One of my readers (so sorry — I can’t remember who!) recommended to me the book Shop Class as Soulcraft by Matthew B Crawford. Because Crawford is a philosopher, the book is not a quick read. But, I think, because he’s also a motorcycle mechanic, he makes his writing more accessible than most philosophers would be capable of doing.
Subtitled “An Inquiry into the Value of Work,” the book examines the value of working with our hands, versus that of working with our minds. Crawford is perhaps uniquely qualified to consider this conundrum.
I could relate because while I’m completely useless with my hands when it comes to mechanical, electrical or plumbing repairs, at least I’m a reasonably skilled cook — another skill that seems to be disappearing from both schools and popular culture, despite the plethora of cooking shows on television. (I’ve never used a cake mix and never intend to!)
Interestingly for me, a person who has three kids in college, Crawford explores whether post-secondary education is really a sensible aim for the majority of young people. Movingly, he also meditates on how working with your hands can make you a more interesting, more satisfied, better-rounded person.

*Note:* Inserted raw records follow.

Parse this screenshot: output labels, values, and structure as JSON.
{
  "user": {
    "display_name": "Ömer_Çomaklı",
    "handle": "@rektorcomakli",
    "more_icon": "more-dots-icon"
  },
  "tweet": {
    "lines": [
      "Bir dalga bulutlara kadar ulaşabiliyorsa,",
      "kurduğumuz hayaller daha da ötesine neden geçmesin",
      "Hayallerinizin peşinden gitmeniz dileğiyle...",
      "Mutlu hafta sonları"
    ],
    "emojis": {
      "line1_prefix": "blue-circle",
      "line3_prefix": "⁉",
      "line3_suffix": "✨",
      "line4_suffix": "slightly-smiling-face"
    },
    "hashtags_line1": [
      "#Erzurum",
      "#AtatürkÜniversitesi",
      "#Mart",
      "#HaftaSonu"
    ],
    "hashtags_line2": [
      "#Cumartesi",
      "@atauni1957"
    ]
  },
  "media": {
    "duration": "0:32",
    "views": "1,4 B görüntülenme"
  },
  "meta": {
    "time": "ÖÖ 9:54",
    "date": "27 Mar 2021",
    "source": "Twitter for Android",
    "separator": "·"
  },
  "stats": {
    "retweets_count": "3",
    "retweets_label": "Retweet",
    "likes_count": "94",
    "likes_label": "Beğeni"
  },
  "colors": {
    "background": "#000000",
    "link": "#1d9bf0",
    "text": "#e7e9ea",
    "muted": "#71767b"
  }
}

It’s an engaging, interesting book and here is my favourite sentence from it:
Compared to any real craftsman, my own skills are execrable, so I have no basis for talking about the higher spirituality that is alleged to arise from a perfectly fit mortise or whatever.
I like his use of the word execrable with its hard, guttural syllables that almost make it sound like a curse. But, equally, I appreciate the elegance and beauty of the French word mortise (meaning a woodworking joint.) Finally, I enjoy the way he ends the sentence with “whatever” — a dismissive term that provides a sharp juxtaposition between the precision of a perfectly fit mortise and the (deliberately) slipshod way in which he ends the sentence.